Холланд решил – мужчинам часто достается роскошь принимать решения – не делать ничего. Срок его повестки пришел и прошел, а коричневая бумажка, прикрепленная над кроватью ржавой кнопкой, побелела на солнце. Его мать, знавшая, чем чревато не явиться в срок, однажды утром вошла в комнату Холланда и, опустив шторы, сорвала регистрационную форму со стены. Когда она уже выходила из полутемной комнаты, Холланд сел в кровати и спросил, что она делает.
– Выбрасываю ее.
– Но я собирался ее отправить.
Она стояла в коридоре, вытирая руки о цветастое домашнее платье. Она была вдовой фермера и привыкла защищать то, что мир пытался отобрать у нее.
– Ее нельзя отправлять.
– Я отправлю.
– Я уже сказала соседям, что ты уехал в понедельник. Не поднимай штору и не сходи вниз, слышишь? Я уже все решила.
Не говоря больше ни слова, она спустилась вниз, а он остался в спальне, без света, если не считать луча, падавшего сквозь дыру в шторе и освещавшего пыльную колоду карт. Холланд стоял и смотрел на штору. А потом закрыл дверь.
Как ты выжил? Твой мир сжался до каюты моряка: лишенная солнца спальня, ночной горшок и три фута коридора, которые не было видно из окна. Тебе запрещалось выходить на улицу, стоять у окна, петь, бросать мяч об стенку – иными словами, запрещалось быть мальчиком. Ты был монахом, окруженным тишиной и книгами, которые приносила я, ты был изолирован от опасностей внешнего мира. Как ты не сломался, зная, что стоит соседу тебя увидеть, и к вечеру сюда явится весь город, тебя вымажут желтой краской и будут стучать в кастрюли в ярости на уклониста, трусливого афроамериканца? Знаю, ты изучил каждое сражение этой войны, каждый корабль с темнокожими солдатами на борту, отправленный через океан и разлетевшийся в мелкие щепки. Ты следил за цифрами потерь, как другие мальчишки следят за бейсбольной статистикой, – я знала, это для того, чтобы прикоснуться к настоящему миру, дать ему себя ранить, почувствовать себя живым. Ты жил в зазеркалье, в дупле дерева, в мире без смерти, созданном для тебя женщинами.

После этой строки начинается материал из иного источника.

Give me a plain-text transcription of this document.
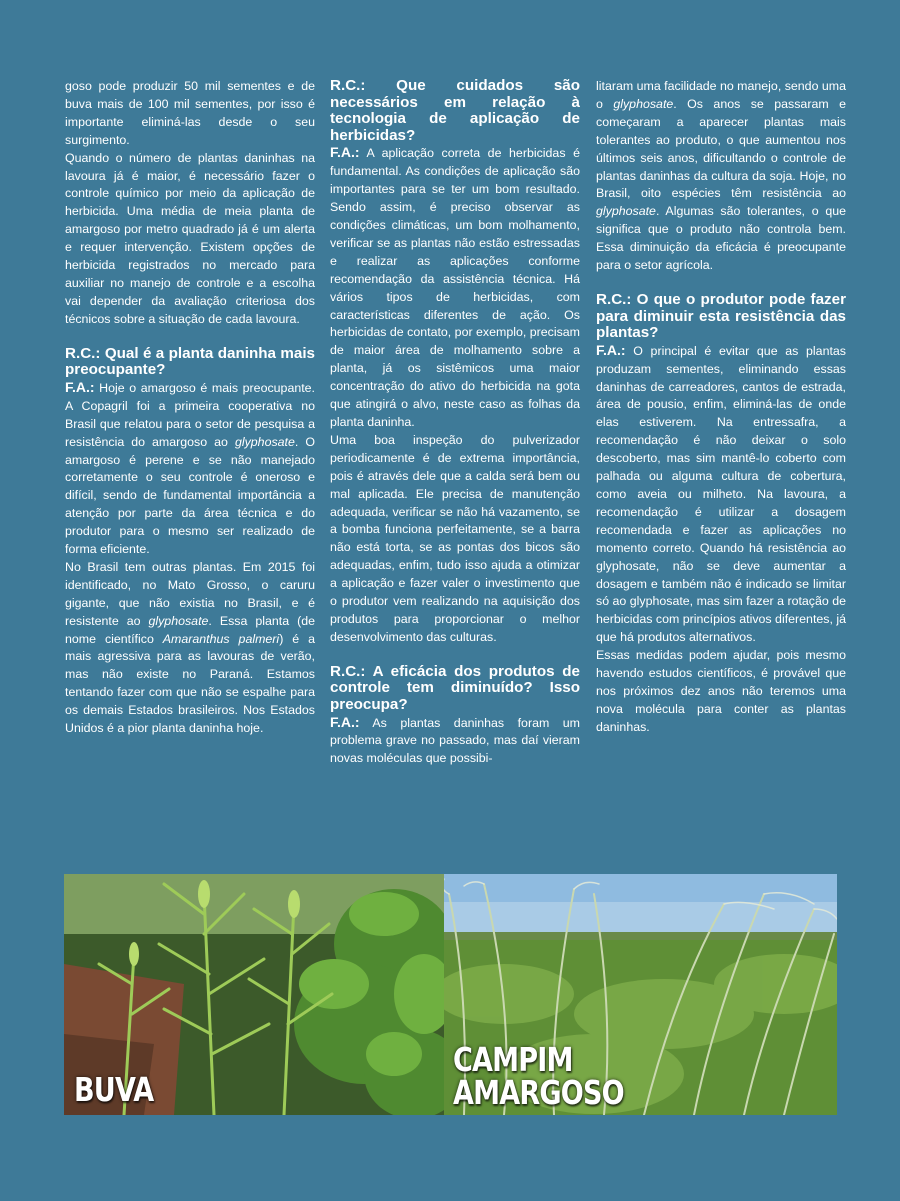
goso pode produzir 50 mil sementes e de buva mais de 100 mil sementes, por isso é importante eliminá-las desde o seu surgimento.

Quando o número de plantas daninhas na lavoura já é maior, é necessário fazer o controle químico por meio da aplicação de herbicida. Uma média de meia planta de amargoso por metro quadrado já é um alerta e requer intervenção. Existem opções de herbicida registrados no mercado para auxiliar no manejo de controle e a escolha vai depender da avaliação criteriosa dos técnicos sobre a situação de cada lavoura.

R.C.: Qual é a planta daninha mais preocupante?

F.A.: Hoje o amargoso é mais preocupante. A Copagril foi a primeira cooperativa no Brasil que relatou para o setor de pesquisa a resistência do amargoso ao glyphosate. O amargoso é perene e se não manejado corretamente o seu controle é oneroso e difícil, sendo de fundamental importância a atenção por parte da área técnica e do produtor para o mesmo ser realizado de forma eficiente.

No Brasil tem outras plantas. Em 2015 foi identificado, no Mato Grosso, o caruru gigante, que não existia no Brasil, e é resistente ao glyphosate. Essa planta (de nome científico Amaranthus palmeri) é a mais agressiva para as lavouras de verão, mas não existe no Paraná. Estamos tentando fazer com que não se espalhe para os demais Estados brasileiros. Nos Estados Unidos é a pior planta daninha hoje.

R.C.: Que cuidados são necessários em relação à tecnologia de aplicação de herbicidas?

F.A.: A aplicação correta de herbicidas é fundamental. As condições de aplicação são importantes para se ter um bom resultado. Sendo assim, é preciso observar as condições climáticas, um bom molhamento, verificar se as plantas não estão estressadas e realizar as aplicações conforme recomendação da assistência técnica. Há vários tipos de herbicidas, com características diferentes de ação. Os herbicidas de contato, por exemplo, precisam de maior área de molhamento sobre a planta, já os sistêmicos uma maior concentração do ativo do herbicida na gota que atingirá o alvo, neste caso as folhas da planta daninha.

Uma boa inspeção do pulverizador periodicamente é de extrema importância, pois é através dele que a calda será bem ou mal aplicada. Ele precisa de manutenção adequada, verificar se não há vazamento, se a bomba funciona perfeitamente, se a barra não está torta, se as pontas dos bicos são adequadas, enfim, tudo isso ajuda a otimizar a aplicação e fazer valer o investimento que o produtor vem realizando na aquisição dos produtos para proporcionar o melhor desenvolvimento das culturas.

R.C.: A eficácia dos produtos de controle tem diminuído? Isso preocupa?

F.A.: As plantas daninhas foram um problema grave no passado, mas daí vieram novas moléculas que possibi-

litaram uma facilidade no manejo, sendo uma o glyphosate. Os anos se passaram e começaram a aparecer plantas mais tolerantes ao produto, o que aumentou nos últimos seis anos, dificultando o controle de plantas daninhas da cultura da soja. Hoje, no Brasil, oito espécies têm resistência ao glyphosate. Algumas são tolerantes, o que significa que o produto não controla bem. Essa diminuição da eficácia é preocupante para o setor agrícola.

R.C.: O que o produtor pode fazer para diminuir esta resistência das plantas?

F.A.: O principal é evitar que as plantas produzam sementes, eliminando essas daninhas de carreadores, cantos de estrada, área de pousio, enfim, eliminá-las de onde elas estiverem. Na entressafra, a recomendação é não deixar o solo descoberto, mas sim mantê-lo coberto com palhada ou alguma cultura de cobertura, como aveia ou milheto. Na lavoura, a recomendação é utilizar a dosagem recomendada e fazer as aplicações no momento correto. Quando há resistência ao glyphosate, não se deve aumentar a dosagem e também não é indicado se limitar só ao glyphosate, mas sim fazer a rotação de herbicidas com princípios ativos diferentes, já que há produtos alternativos.

Essas medidas podem ajudar, pois mesmo havendo estudos científicos, é provável que nos próximos dez anos não teremos uma nova molécula para conter as plantas daninhas.

BUVA
CAMPIM
AMARGOSO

Я навещала его в тюрьме, оклеенной газетными вырезками. Приходила несколько раз в неделю с нотной тетрадью в руке. Его мать садилась внизу, одна, и играла на дрянном пианино – предполагалось, что я беру уроки музыки. Играла всегда одно и то же: «Где или когда». А я поднималась наверх, к ее сыну. Всегда приносила книги, спрятанные в нотной тетради, – кажется, я перебрала всю библиотеку. И мы читали вместе, в тишине или перешептываясь, пока не приходила пора мне возвращаться в странный солнечный мир, которого он не видел.

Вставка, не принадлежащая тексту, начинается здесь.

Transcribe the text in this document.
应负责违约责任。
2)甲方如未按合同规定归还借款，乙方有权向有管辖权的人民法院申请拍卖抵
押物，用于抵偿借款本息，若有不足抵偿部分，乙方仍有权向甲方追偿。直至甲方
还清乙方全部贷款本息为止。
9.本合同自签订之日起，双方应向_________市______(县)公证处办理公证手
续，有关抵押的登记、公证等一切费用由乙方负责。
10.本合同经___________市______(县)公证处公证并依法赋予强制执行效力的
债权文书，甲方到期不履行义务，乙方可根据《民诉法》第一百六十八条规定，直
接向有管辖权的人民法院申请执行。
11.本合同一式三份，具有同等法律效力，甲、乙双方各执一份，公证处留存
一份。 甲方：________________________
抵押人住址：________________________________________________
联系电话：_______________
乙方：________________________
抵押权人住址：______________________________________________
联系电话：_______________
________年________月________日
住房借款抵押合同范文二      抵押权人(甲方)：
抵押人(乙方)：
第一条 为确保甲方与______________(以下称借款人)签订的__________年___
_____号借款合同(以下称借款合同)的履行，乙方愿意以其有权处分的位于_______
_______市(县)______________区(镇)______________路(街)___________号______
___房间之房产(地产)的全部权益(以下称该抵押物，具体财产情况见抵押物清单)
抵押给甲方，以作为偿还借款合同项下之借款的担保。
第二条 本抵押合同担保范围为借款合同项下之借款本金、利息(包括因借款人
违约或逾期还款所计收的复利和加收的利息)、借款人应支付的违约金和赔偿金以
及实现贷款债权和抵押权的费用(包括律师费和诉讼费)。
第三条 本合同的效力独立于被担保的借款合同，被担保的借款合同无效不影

Я помню каждый угол твоей комнаты. Конечно, я ведь была влюблена. Лассо, висевшее у окна, словно змея. Твою железную кровать, крашенную в гигиеничный белый цвет, провисшую, как тюремная койка. Не отбрасывающую тени статуэтку – индейца на коне. Твою куртку с медными заклепками, которую я одалживала холодными вечерами. Еще я помню твое лицо в тусклом свете, улыбку, расцветавшую, когда я приходила. Твой молчаливый силуэт у закрытой шторы: широкоплечий, с тощими ногами и отросшими волосами. Как ты одними губами говорил: «Привет» – и жестом приглашал сесть рядом. Я вверила твою комнату памяти. Сказала себе: мол, это для того, чтобы в пасмурные дни можно было ориентироваться в душной темноте, как в игре в жмурки. На самом деле – для того, чтобы потом, лежа в своей кровати, можно было закрыть глаза и представить, что я рядом с тобой в этой тихой лисьей норе, ставшей твоим миром. Я любила тебя без памяти.